Prôner la rupture quand on a été soi-même aux affaires réclame un certain talent d’équilibriste. Il lui faudra en faire preuve lorsqu’il lâchera les chiens de la justice aux trousses des voleurs en col blanc, et que les audits des agences paraétatiques et des ministères seront rendus publics. Pour Abdou Lô, le véritable test de la bonne gouvernance promise par le nouveau président se situe à ce niveau. « Pour le moment, on reste sur notre faim. Il y a eu des gestes. Il y a une volonté manifeste d’en finir avec les pratiques du passé. Mais il n’y a rien de concret. Reste à savoir quand les audits commenceront », lâche-t-il. Moubarack Lô affirme qu’ils seront « menés à terme » et que « les sanctions seront appliquées sans réserve ».
Deux épines judiciaires
D’un côté, le maire d’un arrondissement de la capitale, Barthélémy Dias : un socialiste très populaire qui figure sur la liste de Benno Bokk Yakaar pour les législatives, et qui est soupçonné depuis six mois du meurtre d’un nervi du Parti démocratique sénégalais. Après une longue détention, il a été placé en liberté provisoire le 22 mai. De l’autre, l’influent marabout Cheikh Bethio Thioune : un dignitaire mouride qui avait activement soutenu Abdoulaye Wade lors de la présidentielle, et qui est soupçonné de complicité dans le meurtre de deux de ses disciples en avril dernier. Il croupit depuis en prison. Dans les deux cas, la promesse d’une justice indépendante faite par Macky Sall est mise à rude épreuve. La présence de Dias sur la liste de sa coalition est perçue, dans certaines sphères judiciaires, comme un moyen de pression sur les magistrats. L’incarcération de Thioune, elle, est assimilée par des proches du marabout à des représailles après sa prise de position en faveur de Wade. Pour l’heure, le président laisse la justice faire son travail. R.C.

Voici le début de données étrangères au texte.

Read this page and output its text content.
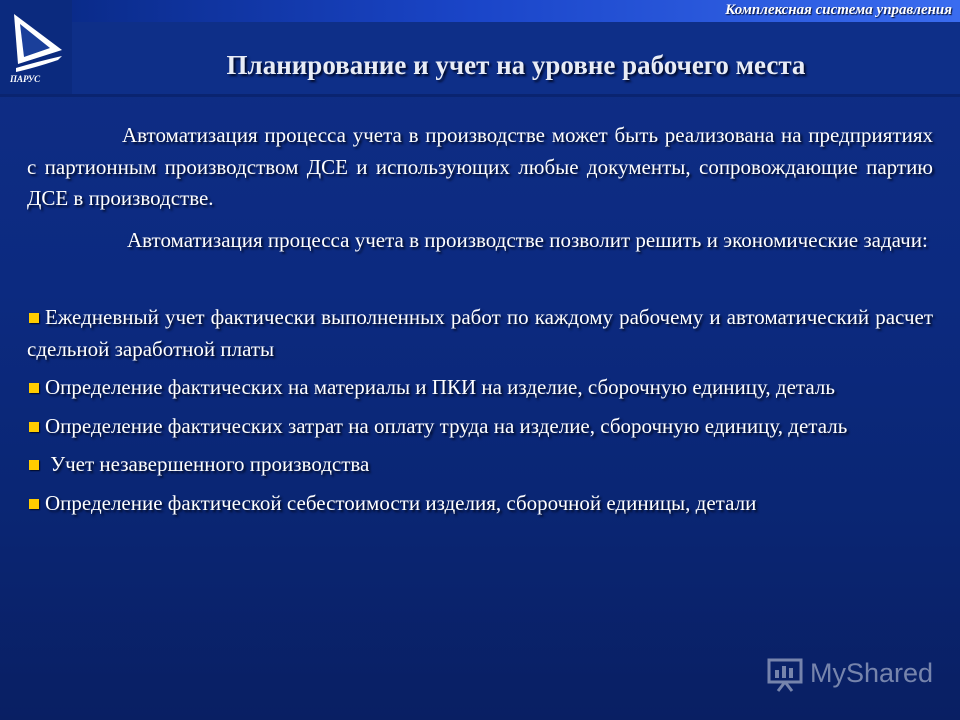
Комплексная система управления
ПАРУС	Планирование и учет на уровне рабочего места

Автоматизация процесса учета в производстве может быть реализована на предприятиях с партионным производством ДСЕ и использующих любые документы, сопровождающие партию ДСЕ в производстве.

Автоматизация процесса учета в производстве позволит решить и экономические задачи:

Ежедневный учет фактически выполненных работ по каждому рабочему и автоматический расчет сдельной заработной платы
Определение фактических на материалы и ПКИ на изделие, сборочную единицу, деталь
Определение фактических затрат на оплату труда на изделие, сборочную единицу, деталь
Учет незавершенного производства
Определение фактической себестоимости изделия, сборочной единицы, детали
MyShared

Mais « Macky » était un homme de consensus avant d’arriver au pouvoir, ce n’est pas maintenant qu’il va changer. Selon le représentant d’une institution européenne en poste à Dakar, qui participe à de nombreuses réunions, « s’il y a bien une volonté de faire le ménage et de récupérer les biens mal acquis, il n’y aura pas de chasse aux sorcières ». Le président et son équipe savent qu’ils risqueraient de s’y brûler les ailes. La nouvelle opposition a beau jeu, en effet, de rappeler que le président a été aux affaires pendant huit des douze années que dura l’ère Wade. Toutefois, si personne n’est condamné, « la population ne comprendra pas », affirme un cadre du Parti socialiste.
Il est un autre chantier sur lequel la nouvelle équipe est attendue : la baisse du coût de la vie. Là aussi, Sall a tenu ses engagements. Quelques semaines après avoir pris le commandement du pays, son gouvernement, dirigé par le banquier Abdoul Mbaye, a annoncé la baisse des prix de l’huile, du riz et du sucre. C’était la promesse phare du candidat et c’est la priorité de la plupart des Sénégalais. La hausse vertigineuse des prix durant la campagne a été l’une des causes de la déroute électorale du président sortant. Pour tenir parole, il a fallu mettre de l’argent sur la table, mais Sall a surtout pu compter sur le soutien des commerçants, qui ont accepté assez facilement de jouer le jeu en réduisant leurs marges. Pour combien de temps ? Au Palais, on est conscient que cette solution n’est pas pérenne. On cherche déjà d’autres moyens de stabiliser les prix.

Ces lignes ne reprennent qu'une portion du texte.